HeadLine.co.id, (Yogyakarta) – Tim Subdit V/Siber Ditreskrimsus Polda DIY yang dipimpin oleh Ipda Robertus Wuryan K, SH telah berhasil mengamankan satu orang pelaku warga negara asing (WNA) atas dugaan penipuan online pada hari Kamis, (05/03).

Para pelaku ditangkap di dalam sebuah rumah kontrakan di Cluster Malibu Village Jl. Inland no. 7 RT.03 RW.04 Desa Cijantra, Pagedangan, Tangerang Selatan.

Read More

Baca Juga:Teror KKB di Timika, Warga Tembagapura Minta Perlindungan Polri

Pengungkapan kasus ini berawal dari adanya laporan seorang warga bernama Ali Imron Rambe ke Polda DIY yang merasa tertipu oleh salah satu WNA yang berinisial MA berkawarganegaraan Gambia. Ia merupakan kenalan Ali Imron lewat jejaring media sosial Tinder.

Adapun kronologi kasus penipuan ini berawal saat korban yang bernama Ali Imron Rambe akan menebus harta rampasan perang dari Syiria yang tertahan di kedutaan. Para pelaku mengaku sebagai orang Syiria, kemudian bermaksud pergi ke Indonesia dengan membawa harta rampasan perang Syiria karena bapaknya seorang Jenderal di negara tersebut.

“Tersangka minta kepada korban untuk menebus harta rampasan perang Syiria yg tertahan di bagian diplomatik Bandara Soekarno-Hatta Jakarta” ungkap Robertus

Adapun uang tebusan harta rampasan perang yang harus dikirimkan korban berjumlah Rp 100.300.000. Dengan rincian biaya administrasi sebesar Rp 13.500.000 dan untuk biaya pajak Rp 86.800.000.

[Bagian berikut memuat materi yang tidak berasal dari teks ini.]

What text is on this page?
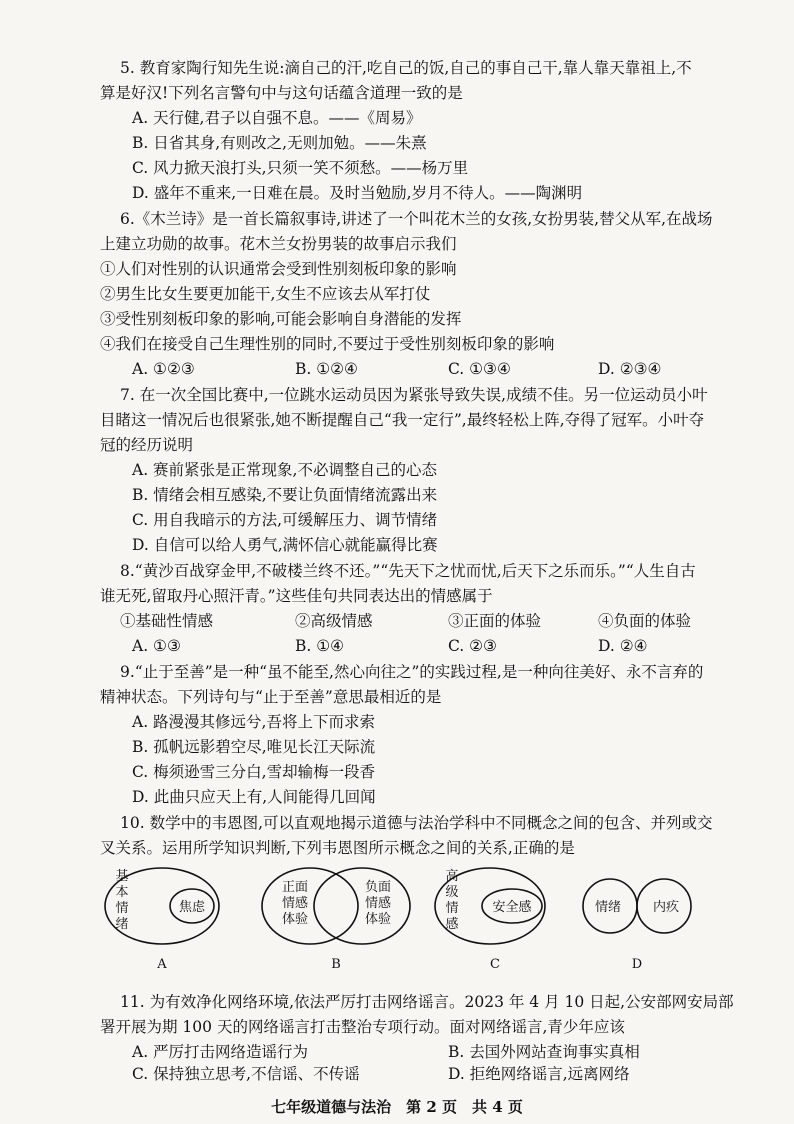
5. 教育家陶行知先生说:滴自己的汗,吃自己的饭,自己的事自己干,靠人靠天靠祖上,不
算是好汉!下列名言警句中与这句话蕴含道理一致的是
A. 天行健,君子以自强不息。——《周易》
B. 日省其身,有则改之,无则加勉。——朱熹
C. 风力掀天浪打头,只须一笑不须愁。——杨万里
D. 盛年不重来,一日难在晨。及时当勉励,岁月不待人。——陶渊明
6.《木兰诗》是一首长篇叙事诗,讲述了一个叫花木兰的女孩,女扮男装,替父从军,在战场
上建立功勋的故事。花木兰女扮男装的故事启示我们
①人们对性别的认识通常会受到性别刻板印象的影响
②男生比女生要更加能干,女生不应该去从军打仗
③受性别刻板印象的影响,可能会影响自身潜能的发挥
④我们在接受自己生理性别的同时,不要过于受性别刻板印象的影响
A. ①②③	B. ①②④	C. ①③④	D. ②③④
7. 在一次全国比赛中,一位跳水运动员因为紧张导致失误,成绩不佳。另一位运动员小叶
目睹这一情况后也很紧张,她不断提醒自己“我一定行”,最终轻松上阵,夺得了冠军。小叶夺
冠的经历说明
A. 赛前紧张是正常现象,不必调整自己的心态
B. 情绪会相互感染,不要让负面情绪流露出来
C. 用自我暗示的方法,可缓解压力、调节情绪
D. 自信可以给人勇气,满怀信心就能赢得比赛
8.“黄沙百战穿金甲,不破楼兰终不还。”“先天下之忧而忧,后天下之乐而乐。”“人生自古
谁无死,留取丹心照汗青。”这些佳句共同表达出的情感属于
①基础性情感	②高级情感	③正面的体验	④负面的体验
A. ①③	B. ①④	C. ②③	D. ②④
9.“止于至善”是一种“虽不能至,然心向往之”的实践过程,是一种向往美好、永不言弃的
精神状态。下列诗句与“止于至善”意思最相近的是
A. 路漫漫其修远兮,吾将上下而求索
B. 孤帆远影碧空尽,唯见长江天际流
C. 梅须逊雪三分白,雪却输梅一段香
D. 此曲只应天上有,人间能得几回闻
10. 数学中的韦恩图,可以直观地揭示道德与法治学科中不同概念之间的包含、并列或交
叉关系。运用所学知识判断,下列韦恩图所示概念之间的关系,正确的是
基
本
情
绪
焦虑
正面
情感
体验
负面
情感
体验
高
级
情
感
安全感	情绪 内疚
A	B	C	D
11. 为有效净化网络环境,依法严厉打击网络谣言。2023 年 4 月 10 日起,公安部网安局部
署开展为期 100 天的网络谣言打击整治专项行动。面对网络谣言,青少年应该
A. 严厉打击网络造谣行为	B. 去国外网站查询事实真相
七年级道德与法治　第 2 页　共 4 页
C. 保持独立思考,不信谣、不传谣	D. 拒绝网络谣言,远离网络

Korban diiming-imingi bahwa uang kekayaan rampasan yang tertahan di kedutaan tersebut akan diberikan kepada korban jika sudah berhasil menebusnya. “Korban menyanggupi dan mengirimkan uang kepada pelaku melalui petugas diplomatik palsu yg tak lain adalah juga diperankan oleh pelaku sendiri.” imbuhnya

Baca Juga: Terinspirasi Film, Seorang Siswi SMP Tega Bunuh Bocah 5 Tahun

Hasil pemeriksaan kepolisian, pelaku telah melakukan aksi yang sama dengan korban di wilayah lain diantaranya Sumatera Utara, Kalimantan Timur, Sulawesi, Maluku Utara, Jawa Timur, dan Bali.

Dalam proses penangkapan pelaku tersebut turut diamankan seorang laki-laki WNA yg berada di dalam kamar dgn berinisial UOE berkebangsaan Nigeria. Tetapi menurut informasi sementara, laki-laki Nigeria ini dua hari sebelumnya kabur dari penggerebekan yg dilakukan pihak Kantor Imigrasi Jakarta. Saat ini sudah dilakukan koordinasi kewilayahan dengan Kantor Imigrasi Yogyakarta untuk tindakan selanjutnya.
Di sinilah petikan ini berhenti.